C'est de notre hôtel qu'il est ici question. Ferdinando Marescalchi* a rang d’ambassadeur d’Italie à Paris, ce qui se résume surtout à des fonctions de représentation, l’Italie n’ayant aucune autonomie diplomatique. L’« hôtel des relations extérieures du royaume d’Italie », comme il se nomme alors, est idéalement placé, sur le chemin de Malmaison, pour accueillir l'empereur. Il devient alors un des lieux les plus brillants de la vie parisienne. Les salons ne peuvent y suffire. Il faut y adjoindre, dans les jardins, un bâtiment provisoire en bois, que ses détracteurs désigneront comme une « grange », mais somptueusement aménagé pour les fêtes. Ces deux salles, qui s’étendent de la rue des Champs-Élysées à la rue du Colisée, sont constituées de châssis couverts de toiles enduites de vernis et surmontées d’autres châssis figurant un toit d’ardoise.

 Le bal de 1808

Le bal que Constant, son valet de chambre, situe en 1808, est resté célèbre par la mésaventure de l’empereur. Pour surprendre les invités, Napoléon fait transporter le matin même dans l’appartement mis à sa disposition dix costumes complets, et se dissimule dans un vaste domino noir. Mais… il refuse de se laisser chausser, ni bien sûr, de surveiller ses attitudes, connues de toute la cour. Aussi, le premier masque avec lequel il tente de nouer une intrigue, « les mains derrière le dos, selon son habitude », lui répond en l’appelant « sire ». Même désappointement à chaque nouveau costume. En surveillant ses mains, il ne pense plus à son corps et  entre dans la salle comme dans une caserne. Il finit par quitter le bal, persuadé « que l’empereur se reconnaissait sous quelque travestissement que ce fût. »

Le mardi-gras de 1810

La duchesse d'Abrantès raconte dans ses mémoires le célèbre quadrille dansé sur une toile à carreaux figurant un jeu d’échec. Toutes les pièces sont de grands noms de l’aristocratie de l’époque.
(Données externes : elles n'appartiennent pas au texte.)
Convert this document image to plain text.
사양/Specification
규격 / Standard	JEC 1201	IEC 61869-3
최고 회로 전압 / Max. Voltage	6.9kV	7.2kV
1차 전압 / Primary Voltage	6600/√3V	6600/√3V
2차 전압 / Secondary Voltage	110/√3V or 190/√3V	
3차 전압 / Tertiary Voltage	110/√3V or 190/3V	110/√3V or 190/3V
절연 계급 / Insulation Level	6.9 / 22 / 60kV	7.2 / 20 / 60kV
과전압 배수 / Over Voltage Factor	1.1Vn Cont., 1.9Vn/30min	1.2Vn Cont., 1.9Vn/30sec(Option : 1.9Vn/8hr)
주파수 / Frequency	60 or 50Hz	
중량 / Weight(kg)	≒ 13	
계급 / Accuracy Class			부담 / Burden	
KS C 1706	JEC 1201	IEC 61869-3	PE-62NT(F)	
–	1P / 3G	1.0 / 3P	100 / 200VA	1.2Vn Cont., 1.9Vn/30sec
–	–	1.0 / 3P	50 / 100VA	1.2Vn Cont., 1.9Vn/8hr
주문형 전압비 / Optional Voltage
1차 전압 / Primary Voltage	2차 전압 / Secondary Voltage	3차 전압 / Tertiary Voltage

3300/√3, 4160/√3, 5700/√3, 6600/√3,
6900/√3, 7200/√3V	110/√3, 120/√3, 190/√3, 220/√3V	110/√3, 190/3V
Les pions (dont la duchesse d’Abrantès) sont déguisés en momies égyptiennes, les tours en tour de Londres... Il se dit que l’empereur lui-même tient le rôle du joueur. Les souvenirs de la duchesse situent ce bal en 1810, lorsque la sœur de Napoléon, reine de Naples, est revenue à Paris. Mais peut-être faut-il attribuer ce souvenir à la fête « extrêmement brillante » du 9 février 1809, que l’empereur « daigna honorer de sa présence » et pour laquelle on orna les escaliers d’orangers et de fleurs de toute espèce !

 À la chute de l’empire, les duchés du nord de l’Italie reviennent à l’Autriche, et l’ambassade d’Italie devient pendant douze ans ambassade d’Autriche. Au comte Marescalchi succède en 1814 le baron Vincent*.